The ingredients for Covent Garden’s new Orphee et Eurydice make the mind boggle. Direction is shared between a choreographer (the Israeli Hofesh Shechter) and a house director (John Fulljames), with 115 people almost constantly on stage: Shechter’s dance company, the Monteverdi Choir and the English Baroque Soloists under John Eliot Gardiner’s direction, plus Amour (Amanda Forsythe), Orphee (Juan Diego Florez), and Eurydice (Lucy Crowe).

But rather than the expected train-crash, we get one of the most brilliantly original shows to be seen on this stage in years. One might quarrel with the directors’ psychological take on the seventeenth-century saccharine plot-twist grafted onto the classical story, but their seamless meld of song, dance, and instrumental music conjures the logic of a dream.
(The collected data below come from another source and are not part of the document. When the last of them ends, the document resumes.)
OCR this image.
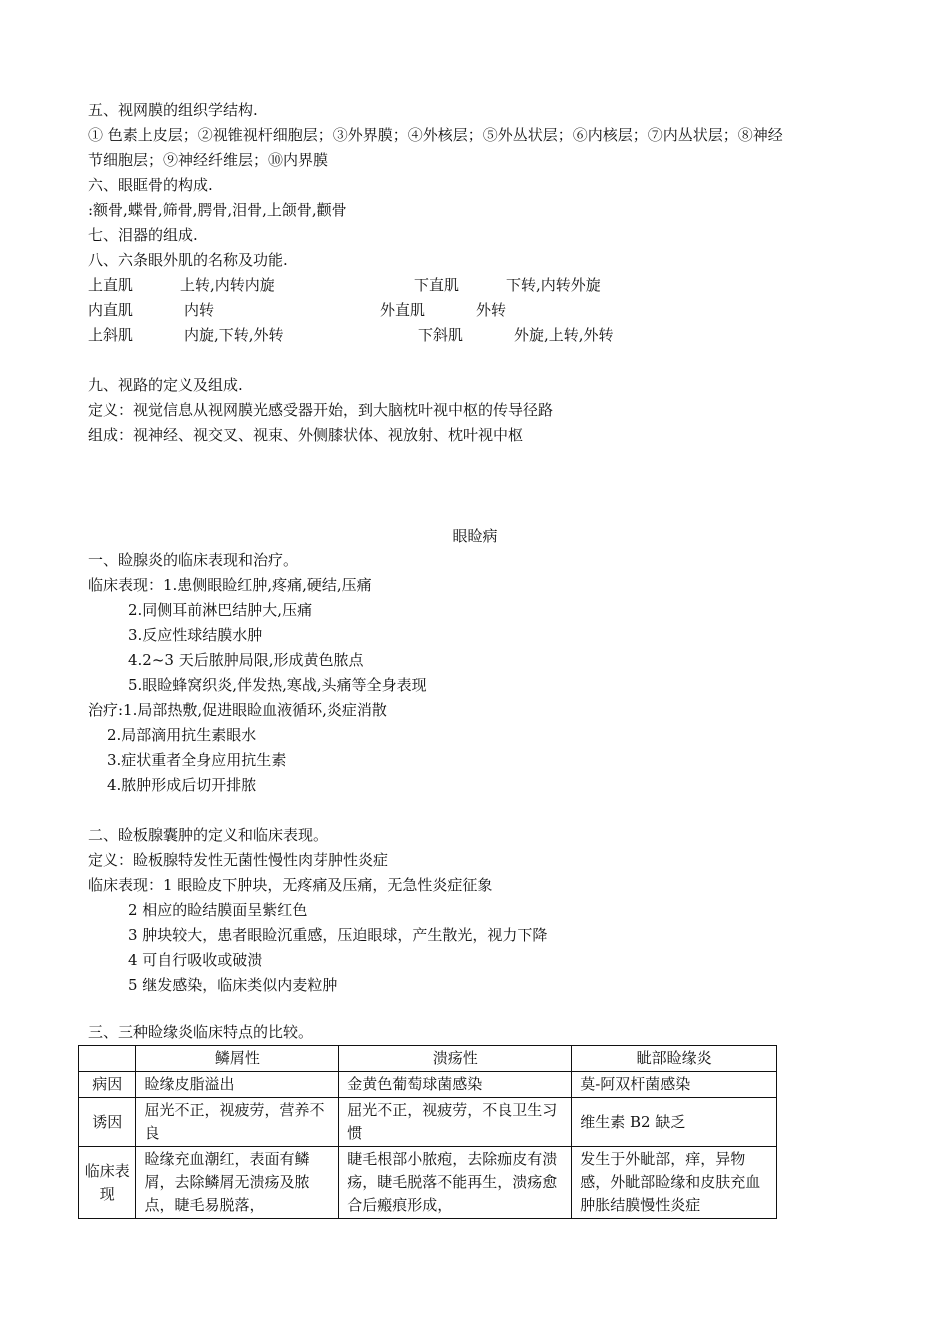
五、视网膜的组织学结构.
① 色素上皮层；②视锥视杆细胞层；③外界膜；④外核层；⑤外丛状层；⑥内核层；⑦内丛状层；⑧神经
节细胞层；⑨神经纤维层；⑩内界膜
六、眼眶骨的构成.
:额骨,蝶骨,筛骨,腭骨,泪骨,上颌骨,颧骨
七、泪器的组成.
八、六条眼外肌的名称及功能.
上直肌	上转,内转内旋	下直肌	下转,内转外旋
内直肌	内转	外直肌	外转
上斜肌	内旋,下转,外转	下斜肌	外旋,上转,外转
九、视路的定义及组成.
定义：视觉信息从视网膜光感受器开始，到大脑枕叶视中枢的传导径路
组成：视神经、视交叉、视束、外侧膝状体、视放射、枕叶视中枢
眼睑病
一、睑腺炎的临床表现和治疗。
临床表现：1.患侧眼睑红肿,疼痛,硬结,压痛
2.同侧耳前淋巴结肿大,压痛
3.反应性球结膜水肿
4.2~3 天后脓肿局限,形成黄色脓点
5.眼睑蜂窝织炎,伴发热,寒战,头痛等全身表现
治疗:1.局部热敷,促进眼睑血液循环,炎症消散
2.局部滴用抗生素眼水
3.症状重者全身应用抗生素
4.脓肿形成后切开排脓
二、睑板腺囊肿的定义和临床表现。
定义：睑板腺特发性无菌性慢性肉芽肿性炎症
临床表现：1 眼睑皮下肿块，无疼痛及压痛，无急性炎症征象
2 相应的睑结膜面呈紫红色
3 肿块较大，患者眼睑沉重感，压迫眼球，产生散光，视力下降
4 可自行吸收或破溃
5 继发感染，临床类似内麦粒肿
三、三种睑缘炎临床特点的比较。
	鳞屑性	溃疡性	眦部睑缘炎
病因	睑缘皮脂溢出	金黄色葡萄球菌感染	莫-阿双杆菌感染
诱因	屈光不正，视疲劳，营养不良	屈光不正，视疲劳，不良卫生习惯	维生素 B2 缺乏
临床表现	睑缘充血潮红，表面有鳞屑，去除鳞屑无溃疡及脓点，睫毛易脱落，	睫毛根部小脓疱，去除痂皮有溃疡，睫毛脱落不能再生，溃疡愈合后瘢痕形成，	发生于外眦部，痒，异物感，外眦部睑缘和皮肤充血肿胀结膜慢性炎症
115 people are almost constantly on stage

The staging is painterly, with the costumes suggesting Renaissance notions of Elysium while the lighting recalls Goya; Shechter’s extraordinarily fluid vocabulary of movement represents a clever solution to the problem of how to translate high-Baroque dance for the twenty-first century; the Dance of the Blessed Spirits brings a breath-taking coup de theatre.

Gardiner has a superb choir and period band

With Gardiner’s superb choir and period band honouring the grace of Gluck’s non-stop stream of melodies, and with soloists who both move us (Florez by his gymnastic beauty of tone, Crowe by her imperious force) and also amuse us (Forsythe with Amour’s moralising), musically we are in heaven from start to finish.